Core parts and services delivered the strongest first-quarter revenue in recent company history. Demand from coal-fired plants operating at higher capacity to support data center loads contributed to the increase. Investors responded positively, sending shares higher in the days following the earnings release.
Record Bookings and Pipeline Expansion Point to Sustained Momentum
New orders booked during the quarter totaled $2.5 billion, a dramatic increase from the comparable period in 2025. The total backlog climbed to $2.7 billion, while the global pipeline expanded 17 percent to more than $14 billion. A significant share of the new activity stems from power generation contracts linked to AI data centers, where hyperscale operators and independent power producers seek reliable, on-site capacity.
One notable development involved a full notice to proceed on a multi-billion-dollar design-build project with Base Electron, an independent power producer focused on serving AI facilities. Company leaders described ongoing discussions with both utilities and technology firms as evidence that demand for flexible generation solutions continues to accelerate.

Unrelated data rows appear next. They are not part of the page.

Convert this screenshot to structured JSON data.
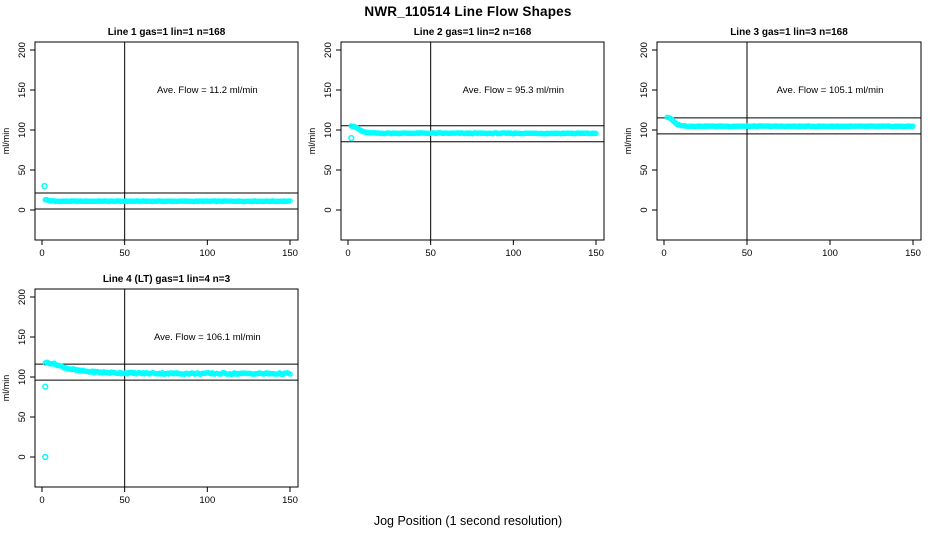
{
  "figure": {
    "title": "NWR_110514  Line Flow Shapes",
    "xlabel": "Jog Position (1 second resolution)",
    "background_color": "#ffffff",
    "point_color": "#00ffff",
    "axis_color": "#000000"
  },
  "chart_data": [
    {
      "type": "scatter",
      "title": "Line 1 gas=1 lin=1 n=168",
      "annotation": "Ave. Flow =  11.2  ml/min",
      "ave_flow_ml_min": 11.2,
      "n": 168,
      "ylabel": "ml/min",
      "xlim": [
        0,
        150
      ],
      "ylim": [
        0,
        200
      ],
      "xticks": [
        0,
        50,
        100,
        150
      ],
      "yticks": [
        0,
        50,
        100,
        150,
        200
      ],
      "vline_x": 50,
      "hlines": [
        21.2,
        1.2
      ],
      "annotation_at": {
        "x": 100,
        "y": 150
      },
      "series": {
        "name": "line1-flow",
        "x_start": 2,
        "x_end": 150,
        "n_points": 168,
        "jitter": 0.35,
        "shape_keypoints": [
          [
            2,
            13
          ],
          [
            5,
            11.5
          ],
          [
            8,
            11
          ],
          [
            150,
            11
          ]
        ]
      },
      "outliers": [
        [
          1.5,
          30
        ]
      ]
    },
    {
      "type": "scatter",
      "title": "Line 2 gas=1 lin=2 n=168",
      "annotation": "Ave. Flow =  95.3  ml/min",
      "ave_flow_ml_min": 95.3,
      "n": 168,
      "ylabel": "ml/min",
      "xlim": [
        0,
        150
      ],
      "ylim": [
        0,
        200
      ],
      "xticks": [
        0,
        50,
        100,
        150
      ],
      "yticks": [
        0,
        50,
        100,
        150,
        200
      ],
      "vline_x": 50,
      "hlines": [
        105.3,
        85.3
      ],
      "annotation_at": {
        "x": 100,
        "y": 150
      },
      "series": {
        "name": "line2-flow",
        "x_start": 2,
        "x_end": 150,
        "n_points": 168,
        "jitter": 0.5,
        "shape_keypoints": [
          [
            2,
            105.5
          ],
          [
            4,
            104.5
          ],
          [
            6,
            101.5
          ],
          [
            9,
            98
          ],
          [
            12,
            96.5
          ],
          [
            18,
            96
          ],
          [
            150,
            95.8
          ]
        ]
      },
      "outliers": [
        [
          2,
          90
        ]
      ]
    },
    {
      "type": "scatter",
      "title": "Line 3 gas=1 lin=3 n=168",
      "annotation": "Ave. Flow =  105.1  ml/min",
      "ave_flow_ml_min": 105.1,
      "n": 168,
      "ylabel": "ml/min",
      "xlim": [
        0,
        150
      ],
      "ylim": [
        0,
        200
      ],
      "xticks": [
        0,
        50,
        100,
        150
      ],
      "yticks": [
        0,
        50,
        100,
        150,
        200
      ],
      "vline_x": 50,
      "hlines": [
        115.1,
        95.1
      ],
      "annotation_at": {
        "x": 100,
        "y": 150
      },
      "series": {
        "name": "line3-flow",
        "x_start": 2,
        "x_end": 150,
        "n_points": 168,
        "jitter": 0.4,
        "shape_keypoints": [
          [
            2,
            116
          ],
          [
            4,
            114.5
          ],
          [
            6,
            110
          ],
          [
            8,
            107
          ],
          [
            11,
            105.3
          ],
          [
            15,
            104.8
          ],
          [
            150,
            104.6
          ]
        ]
      },
      "outliers": []
    },
    {
      "type": "scatter",
      "title": "Line 4 (LT) gas=1 lin=4 n=3",
      "annotation": "Ave. Flow =  106.1  ml/min",
      "ave_flow_ml_min": 106.1,
      "n": 3,
      "ylabel": "ml/min",
      "xlim": [
        0,
        150
      ],
      "ylim": [
        0,
        200
      ],
      "xticks": [
        0,
        50,
        100,
        150
      ],
      "yticks": [
        0,
        50,
        100,
        150,
        200
      ],
      "vline_x": 50,
      "hlines": [
        116.1,
        96.1
      ],
      "annotation_at": {
        "x": 100,
        "y": 150
      },
      "series": {
        "name": "line4-flow",
        "x_start": 2,
        "x_end": 150,
        "n_points": 168,
        "jitter": 1.0,
        "shape_keypoints": [
          [
            2,
            118
          ],
          [
            5,
            117.5
          ],
          [
            8,
            116
          ],
          [
            12,
            113
          ],
          [
            16,
            110.5
          ],
          [
            22,
            108
          ],
          [
            30,
            106.5
          ],
          [
            40,
            105.5
          ],
          [
            55,
            104.8
          ],
          [
            80,
            104.4
          ],
          [
            150,
            104.2
          ]
        ]
      },
      "outliers": [
        [
          2,
          88
        ],
        [
          2,
          0
        ]
      ]
    }
  ]
}
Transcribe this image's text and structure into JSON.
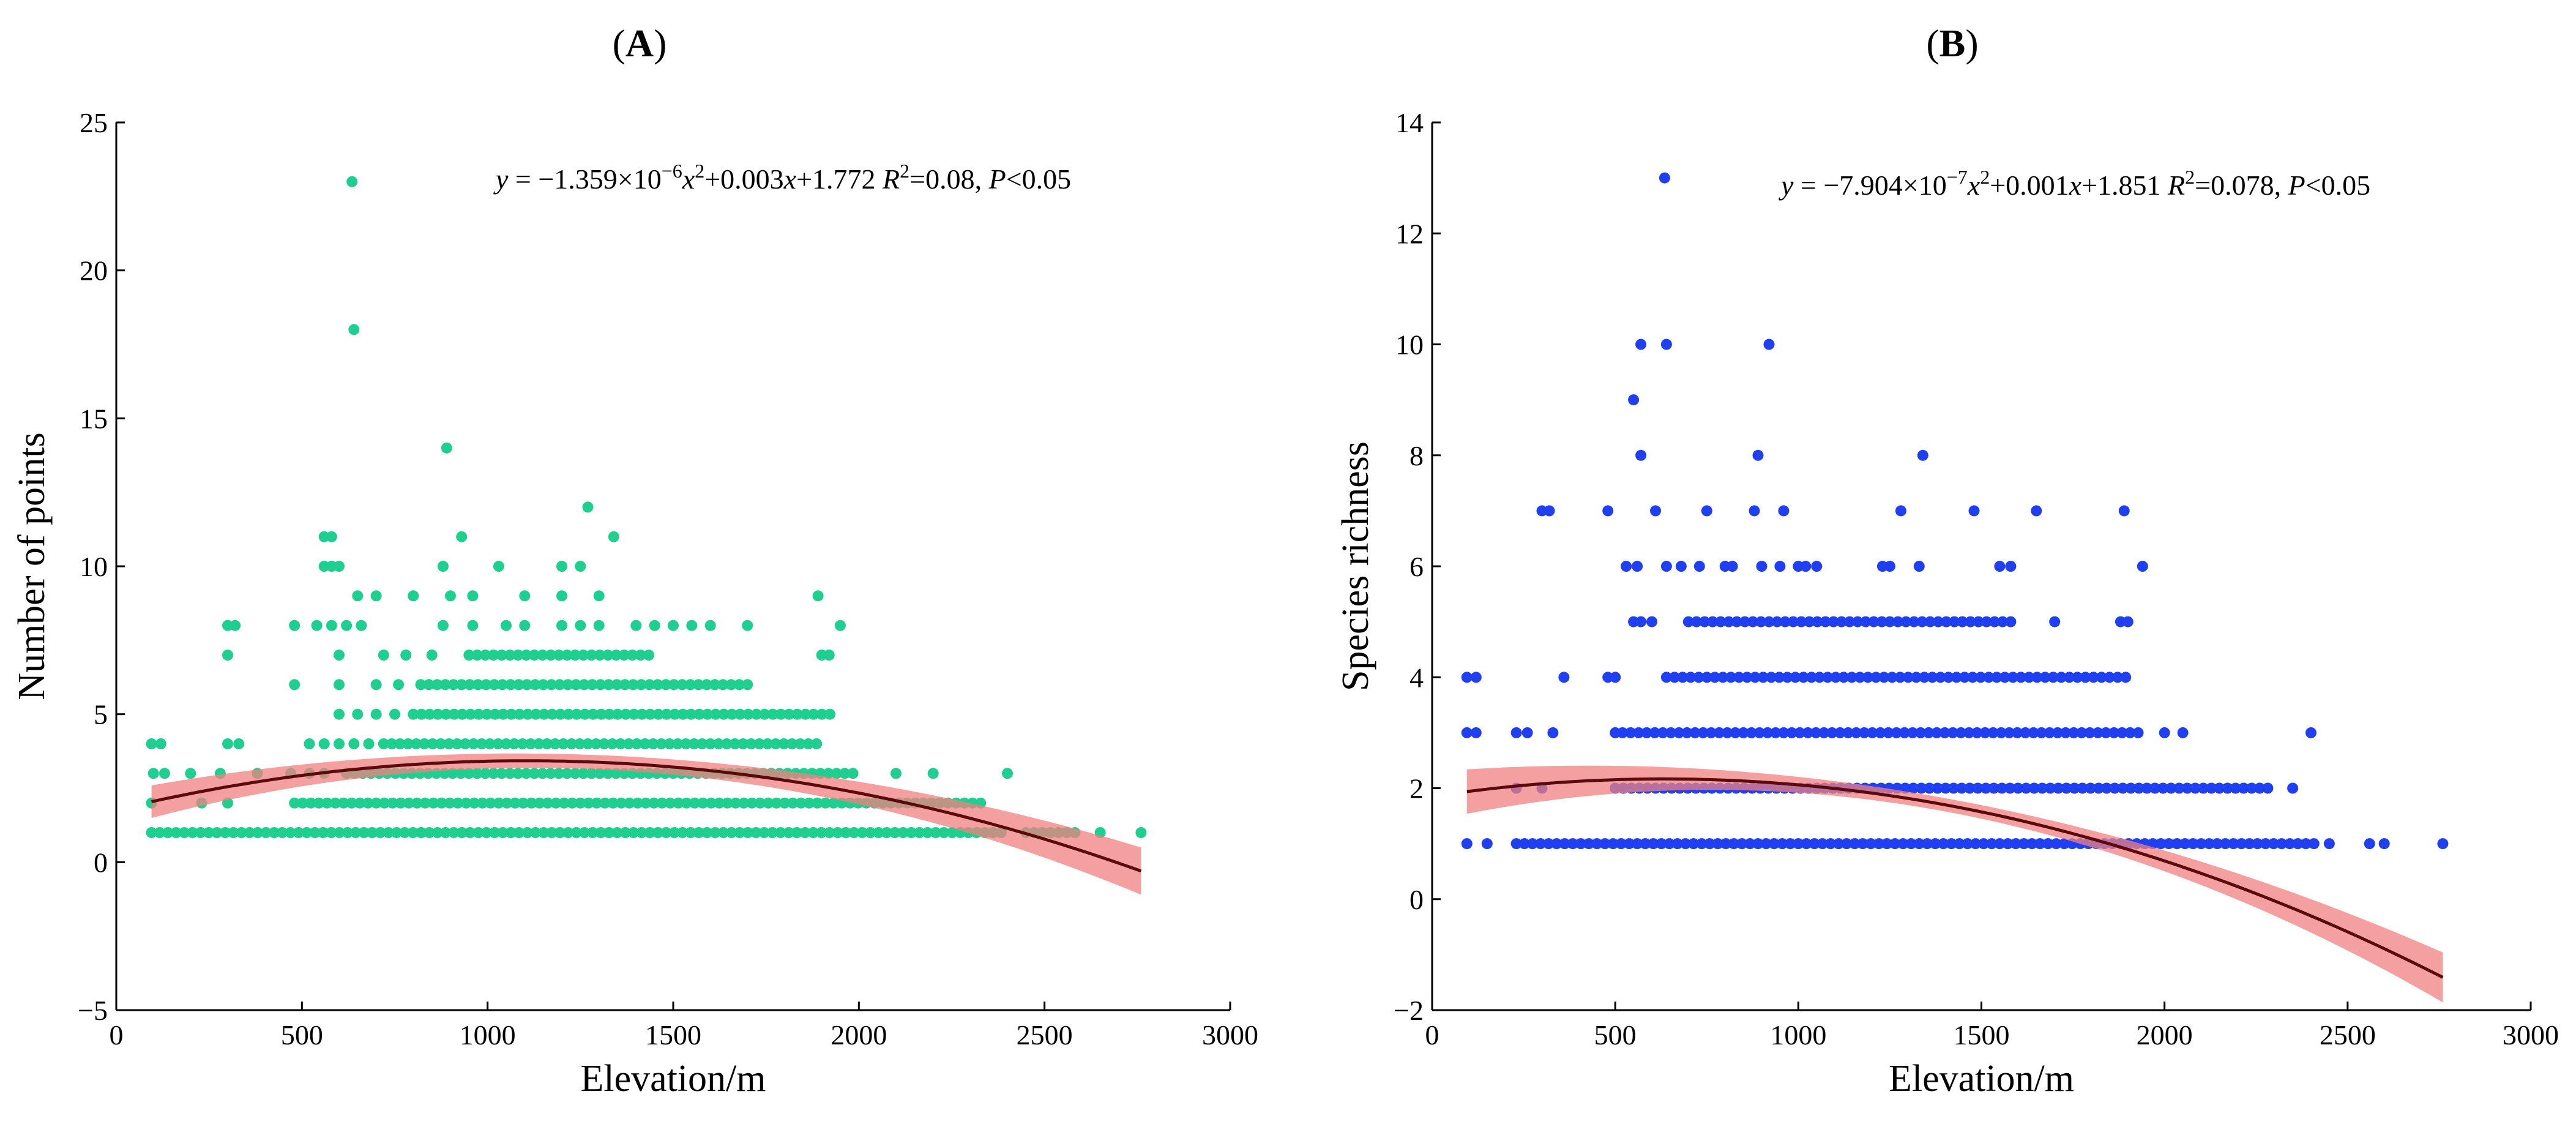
{
  "chart_data": [
    {
      "type": "scatter",
      "panel_label": "(A)",
      "panel_letter": "A",
      "xlabel": "Elevation/m",
      "ylabel": "Number of points",
      "xlim": [
        0,
        3000
      ],
      "ylim": [
        -5,
        25
      ],
      "xticks": [
        0,
        500,
        1000,
        1500,
        2000,
        2500,
        3000
      ],
      "yticks": [
        -5,
        0,
        5,
        10,
        15,
        20,
        25
      ],
      "point_color": "#1ecf8f",
      "curve_color": "#5a0a0a",
      "band_color": "#f08080",
      "equation": {
        "y_symbol": "y",
        "equals": " = −1.359×10",
        "exp": "−6",
        "x1": "x",
        "sq": "2",
        "mid": "+0.003",
        "x2": "x",
        "tail": "+1.772 ",
        "r_symbol": "R",
        "r_exp": "2",
        "r_val": "=0.08, ",
        "p_symbol": "P",
        "p_val": "<0.05"
      },
      "fit": {
        "a": -1.359e-06,
        "b": 0.003,
        "c": 1.772,
        "x_range": [
          95,
          2760
        ],
        "ci_halfwidth": [
          0.55,
          0.25,
          0.8
        ]
      },
      "series": [
        {
          "y": 1,
          "ranges": [
            [
              95,
              2400
            ],
            [
              2450,
              2600
            ]
          ],
          "points": [
            2650,
            2760
          ]
        },
        {
          "y": 2,
          "ranges": [
            [
              480,
              2330
            ]
          ],
          "points": [
            95,
            230,
            300
          ]
        },
        {
          "y": 3,
          "ranges": [
            [
              620,
              2000
            ]
          ],
          "points": [
            100,
            130,
            200,
            280,
            380,
            470,
            520,
            560,
            2100,
            2200,
            2400
          ]
        },
        {
          "y": 4,
          "ranges": [
            [
              720,
              1900
            ]
          ],
          "points": [
            95,
            120,
            300,
            330,
            520,
            560,
            600,
            640,
            680
          ]
        },
        {
          "y": 5,
          "ranges": [
            [
              800,
              1930
            ]
          ],
          "points": [
            600,
            650,
            700,
            750
          ]
        },
        {
          "y": 6,
          "ranges": [
            [
              820,
              1700
            ]
          ],
          "points": [
            480,
            600,
            700,
            760
          ]
        },
        {
          "y": 7,
          "ranges": [
            [
              950,
              1450
            ]
          ],
          "points": [
            300,
            600,
            720,
            780,
            850,
            1900,
            1920
          ]
        },
        {
          "y": 8,
          "points": [
            300,
            320,
            480,
            540,
            580,
            620,
            660,
            880,
            960,
            1050,
            1100,
            1200,
            1250,
            1300,
            1400,
            1450,
            1500,
            1550,
            1600,
            1700,
            1950
          ]
        },
        {
          "y": 9,
          "points": [
            650,
            700,
            800,
            900,
            960,
            1100,
            1200,
            1300,
            1890
          ]
        },
        {
          "y": 10,
          "points": [
            560,
            580,
            600,
            880,
            1030,
            1200,
            1250
          ]
        },
        {
          "y": 11,
          "points": [
            560,
            580,
            930,
            1340
          ]
        },
        {
          "y": 12,
          "points": [
            1270
          ]
        },
        {
          "y": 14,
          "points": [
            890
          ]
        },
        {
          "y": 18,
          "points": [
            640
          ]
        },
        {
          "y": 23,
          "points": [
            635
          ]
        }
      ]
    },
    {
      "type": "scatter",
      "panel_label": "(B)",
      "panel_letter": "B",
      "xlabel": "Elevation/m",
      "ylabel": "Species richness",
      "xlim": [
        0,
        3000
      ],
      "ylim": [
        -2,
        14
      ],
      "xticks": [
        0,
        500,
        1000,
        1500,
        2000,
        2500,
        3000
      ],
      "yticks": [
        -2,
        0,
        2,
        4,
        6,
        8,
        10,
        12,
        14
      ],
      "point_color": "#1f3ff0",
      "curve_color": "#5a0a0a",
      "band_color": "#f08080",
      "equation": {
        "y_symbol": "y",
        "equals": " = −7.904×10",
        "exp": "−7",
        "x1": "x",
        "sq": "2",
        "mid": "+0.001",
        "x2": "x",
        "tail": "+1.851 ",
        "r_symbol": "R",
        "r_exp": "2",
        "r_val": "=0.078, ",
        "p_symbol": "P",
        "p_val": "<0.05"
      },
      "fit": {
        "a": -7.904e-07,
        "b": 0.001,
        "c": 1.851,
        "x_range": [
          95,
          2760
        ],
        "ci_halfwidth": [
          0.4,
          0.12,
          0.45
        ]
      },
      "series": [
        {
          "y": 1,
          "ranges": [
            [
              230,
              2420
            ]
          ],
          "points": [
            95,
            150,
            2450,
            2560,
            2600,
            2760
          ]
        },
        {
          "y": 2,
          "ranges": [
            [
              500,
              2300
            ]
          ],
          "points": [
            230,
            300,
            2350
          ]
        },
        {
          "y": 3,
          "ranges": [
            [
              520,
              1930
            ]
          ],
          "points": [
            95,
            120,
            230,
            260,
            330,
            500,
            2000,
            2050,
            2400
          ]
        },
        {
          "y": 4,
          "ranges": [
            [
              640,
              1900
            ]
          ],
          "points": [
            95,
            120,
            360,
            480,
            500
          ]
        },
        {
          "y": 5,
          "ranges": [
            [
              700,
              1600
            ]
          ],
          "points": [
            550,
            570,
            600,
            1700,
            1880,
            1900
          ]
        },
        {
          "y": 6,
          "points": [
            530,
            560,
            640,
            680,
            730,
            800,
            820,
            900,
            950,
            1000,
            1020,
            1050,
            1230,
            1250,
            1330,
            1550,
            1580,
            1940
          ]
        },
        {
          "y": 7,
          "points": [
            300,
            320,
            480,
            610,
            750,
            880,
            960,
            1280,
            1480,
            1650,
            1890
          ]
        },
        {
          "y": 8,
          "points": [
            570,
            890,
            1340
          ]
        },
        {
          "y": 9,
          "points": [
            550
          ]
        },
        {
          "y": 10,
          "points": [
            570,
            640,
            920
          ]
        },
        {
          "y": 13,
          "points": [
            635
          ]
        }
      ]
    }
  ]
}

Balance Sheet Strengthens as Debt Reduction Continues
Net debt fell to $42.4 million by the end of the quarter, bringing leverage below one times trailing twelve-month adjusted EBITDA. The company continued open-market purchases of its December 2026 bonds and stated plans to retire the remaining balance in a timely manner. These steps improve financial flexibility and position the firm to fund additional manufacturing capacity and technology development.
Management also announced a proposed public offering of common stock, with proceeds earmarked for project-related working capital, capacity expansion, and general corporate purposes. The move aligns with efforts to support growth initiatives such as BrightLoop chemical looping technology and aftermarket acquisitions.
Key Takeaways
- Revenue rose 44 percent year over year to $214.4 million, exceeding consensus estimates.
- Adjusted EBITDA increased nearly fourfold to $16.1 million.
- Bookings reached $2.5 billion while the pipeline surpassed $14 billion.
- Net debt declined to $42.4 million, improving the balance sheet profile.
- AI data center demand emerged as a major driver alongside traditional utility and industrial work.
With a strengthened backlog and continued focus on high-growth power applications, Babcock & Wilcox enters the remainder of 2026 with visible momentum. The combination of operational execution and expanding market opportunities suggests the company is well placed to maintain its recent trajectory, provided project milestones remain on schedule.